Neuro, otic, and ocular syphilis require a different treatment strategy, as intramuscular benzathine PCN G, the typical formulation utilized for the treatment of primary, secondary, or latent stages of syphilis, does not achieve sufficient concentration levels in the CSF. Treatment of neuro, ocular, and otic syphilis therefore must be with IV aqueous crystalline PCN G which provides an appropriate treponemicidal level within these physiologic compartments [8]. Specific treatment with these diagnoses should be with IV aqueous crystalline PCN G in an 18 to 24 million unit dose given continuously or by six daily doses for 10 to 14 days per the Centers for Disease Control and Prevention [11]. A multidisciplinary team, as was utilized for this case, is recommended for patient evaluation and treatment and may include specialists such as maternal-fetal medicine, infectious disease, ophthalmology, neurology, otolaryngology, and neonatology. A diverse care team will promote proper workup and treatment and ensure that follow-up testing is performed in pregnant people with evidence of a disseminated syphilis infection.

The case report has limitations which include uncertainty regarding the pathophysiologic process responsible for the patient’s symptoms: the osseous lesions versus dissemination of the syphilis infection to the maternal CNS. The report is also limited by the lack of supporting information available on rare complications and treatment of syphilis in pregnancy and whether this affects neonatal outcomes. The report has several significant strengths, highlighting that nonspecific symptoms in pregnancy may require a more judicious workup considering the increasing rates of syphilis worldwide. Lastly, the case highlights that the appropriate treatment for neurosyphilis is with aqueous penicillin as opposed to intramuscular penicillin G, the latter of which is utilized for straightforward secondary syphilis. The aqueous penicillin preparation is key to avoiding undertreatment of neurosyphilis in pregnancy, a serious concern given the significant risks to the fetus in an untreated infection.

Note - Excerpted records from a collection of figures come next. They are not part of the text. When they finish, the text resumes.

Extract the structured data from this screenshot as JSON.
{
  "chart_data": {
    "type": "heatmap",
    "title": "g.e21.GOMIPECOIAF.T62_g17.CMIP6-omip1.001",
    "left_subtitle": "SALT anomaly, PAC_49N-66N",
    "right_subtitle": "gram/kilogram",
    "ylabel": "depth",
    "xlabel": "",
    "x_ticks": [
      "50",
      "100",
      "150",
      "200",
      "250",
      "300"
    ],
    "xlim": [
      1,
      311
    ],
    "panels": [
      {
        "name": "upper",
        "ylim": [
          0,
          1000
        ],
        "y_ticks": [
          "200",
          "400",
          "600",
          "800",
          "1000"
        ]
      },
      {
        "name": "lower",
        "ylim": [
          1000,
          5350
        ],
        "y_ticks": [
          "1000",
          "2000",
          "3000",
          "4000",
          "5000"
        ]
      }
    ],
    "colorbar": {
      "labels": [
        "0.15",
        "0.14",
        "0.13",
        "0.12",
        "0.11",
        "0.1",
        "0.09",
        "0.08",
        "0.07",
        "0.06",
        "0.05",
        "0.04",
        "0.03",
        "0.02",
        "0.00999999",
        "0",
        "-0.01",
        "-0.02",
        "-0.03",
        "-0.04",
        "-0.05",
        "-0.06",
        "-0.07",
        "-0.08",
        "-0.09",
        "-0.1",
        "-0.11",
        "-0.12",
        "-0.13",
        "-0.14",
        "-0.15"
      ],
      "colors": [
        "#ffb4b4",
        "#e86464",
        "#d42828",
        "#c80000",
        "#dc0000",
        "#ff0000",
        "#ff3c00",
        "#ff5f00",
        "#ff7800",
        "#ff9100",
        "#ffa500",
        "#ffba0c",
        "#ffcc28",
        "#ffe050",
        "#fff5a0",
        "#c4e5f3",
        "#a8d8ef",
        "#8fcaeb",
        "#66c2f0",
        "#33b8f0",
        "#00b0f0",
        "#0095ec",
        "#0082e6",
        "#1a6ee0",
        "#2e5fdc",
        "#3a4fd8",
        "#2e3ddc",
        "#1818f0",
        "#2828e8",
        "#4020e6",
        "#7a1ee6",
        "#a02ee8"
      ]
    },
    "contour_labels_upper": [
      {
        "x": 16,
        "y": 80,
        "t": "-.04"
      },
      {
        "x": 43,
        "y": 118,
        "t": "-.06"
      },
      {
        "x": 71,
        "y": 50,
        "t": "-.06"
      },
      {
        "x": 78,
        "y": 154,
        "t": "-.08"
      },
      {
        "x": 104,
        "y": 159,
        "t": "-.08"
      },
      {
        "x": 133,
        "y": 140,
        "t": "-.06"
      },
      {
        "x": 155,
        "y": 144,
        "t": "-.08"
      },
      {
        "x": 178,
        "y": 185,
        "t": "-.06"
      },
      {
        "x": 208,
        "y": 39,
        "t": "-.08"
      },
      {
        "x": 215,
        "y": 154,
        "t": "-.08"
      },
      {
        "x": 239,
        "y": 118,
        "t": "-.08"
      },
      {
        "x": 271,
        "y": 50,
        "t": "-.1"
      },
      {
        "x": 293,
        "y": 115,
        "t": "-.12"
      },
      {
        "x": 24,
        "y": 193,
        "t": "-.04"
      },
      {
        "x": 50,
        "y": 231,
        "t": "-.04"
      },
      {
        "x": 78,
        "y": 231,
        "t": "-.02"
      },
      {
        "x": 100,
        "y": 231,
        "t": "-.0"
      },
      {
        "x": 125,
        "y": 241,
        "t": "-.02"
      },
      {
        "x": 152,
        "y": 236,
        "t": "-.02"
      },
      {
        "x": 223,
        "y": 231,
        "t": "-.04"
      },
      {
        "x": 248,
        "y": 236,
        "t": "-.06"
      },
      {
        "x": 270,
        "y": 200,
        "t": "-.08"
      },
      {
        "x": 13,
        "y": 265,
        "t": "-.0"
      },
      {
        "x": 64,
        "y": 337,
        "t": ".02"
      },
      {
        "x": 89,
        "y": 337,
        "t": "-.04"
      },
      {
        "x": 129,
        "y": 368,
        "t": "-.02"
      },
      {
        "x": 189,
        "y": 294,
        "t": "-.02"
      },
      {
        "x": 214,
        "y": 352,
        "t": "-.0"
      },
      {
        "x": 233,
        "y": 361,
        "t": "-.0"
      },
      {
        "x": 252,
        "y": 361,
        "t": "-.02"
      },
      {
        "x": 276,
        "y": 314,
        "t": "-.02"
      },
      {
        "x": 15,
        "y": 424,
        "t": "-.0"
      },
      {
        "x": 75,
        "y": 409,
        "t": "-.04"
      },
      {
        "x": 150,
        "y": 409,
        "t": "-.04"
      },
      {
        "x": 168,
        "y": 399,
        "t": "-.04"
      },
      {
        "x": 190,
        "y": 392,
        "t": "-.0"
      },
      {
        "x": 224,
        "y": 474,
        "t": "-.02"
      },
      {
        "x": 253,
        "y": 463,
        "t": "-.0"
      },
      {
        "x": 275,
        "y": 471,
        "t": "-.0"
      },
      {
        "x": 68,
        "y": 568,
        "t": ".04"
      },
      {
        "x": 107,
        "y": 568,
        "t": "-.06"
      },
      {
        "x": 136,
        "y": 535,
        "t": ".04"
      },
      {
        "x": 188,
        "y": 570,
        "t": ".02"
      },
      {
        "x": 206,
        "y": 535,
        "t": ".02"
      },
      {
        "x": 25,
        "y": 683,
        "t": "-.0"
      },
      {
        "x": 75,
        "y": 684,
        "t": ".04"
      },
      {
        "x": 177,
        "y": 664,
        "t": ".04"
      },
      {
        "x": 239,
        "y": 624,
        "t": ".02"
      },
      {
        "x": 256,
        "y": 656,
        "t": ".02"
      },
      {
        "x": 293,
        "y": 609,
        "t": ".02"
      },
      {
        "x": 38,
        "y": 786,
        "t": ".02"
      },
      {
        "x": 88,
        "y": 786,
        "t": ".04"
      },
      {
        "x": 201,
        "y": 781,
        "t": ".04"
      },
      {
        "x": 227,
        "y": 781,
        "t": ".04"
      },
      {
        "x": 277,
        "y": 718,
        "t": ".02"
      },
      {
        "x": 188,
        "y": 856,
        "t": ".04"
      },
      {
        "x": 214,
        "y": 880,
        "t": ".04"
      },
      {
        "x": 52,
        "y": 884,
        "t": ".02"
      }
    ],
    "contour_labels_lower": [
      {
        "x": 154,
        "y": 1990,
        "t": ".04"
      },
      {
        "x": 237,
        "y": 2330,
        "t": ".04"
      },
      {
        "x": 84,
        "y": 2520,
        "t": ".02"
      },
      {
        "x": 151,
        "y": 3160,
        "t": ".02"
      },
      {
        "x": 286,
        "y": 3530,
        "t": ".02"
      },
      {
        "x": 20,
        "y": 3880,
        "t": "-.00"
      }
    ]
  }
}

Syphilis infections represent a significant, worldwide public health crisis, and as such, infection rates in pregnancy are concomitantly on the rise. While routine serologic testing for the infection is recommended at the initial prenatal visit, pregnant people remain at risk for infection acquisition later in gestation. Although providers should rescreen individuals who may be at higher risk of syphilis, the index of suspicion for a syphilis infection when clinical symptoms are atypical or unresolved with usual measures should remain heightened given the high stakes of congenital infection when treatment is not undertaken. Headache or other neurological symptoms can signify the onset of a disseminated Treponema pallidum infection and in rare cases can result in osteitis and neuro, otic, or ocular syphilis. Neuro, otic, and ocular syphilitic infection requires aqueous crystalline penicillin (as opposed to intramuscular penicillin G), but there is no agreement on the specific treatment for osteitis. Pregnancy and neonatal outcomes specifically associated with osseous, neuro, otic, and ocular syphilis also remain elusive at this time which requires the ongoing collection of cases and subsequent reporting.

Data Availability

Data in support of this article is provided in the citations.

Ethical Approval

The case report was acknowledged by the University of Missouri-Kansas City Institutional Review Board (#2094516 KC).

Written informed consent was obtained from the patient before initiating this case report.

Conflicts of Interest

The authors declare no conflicts of interest.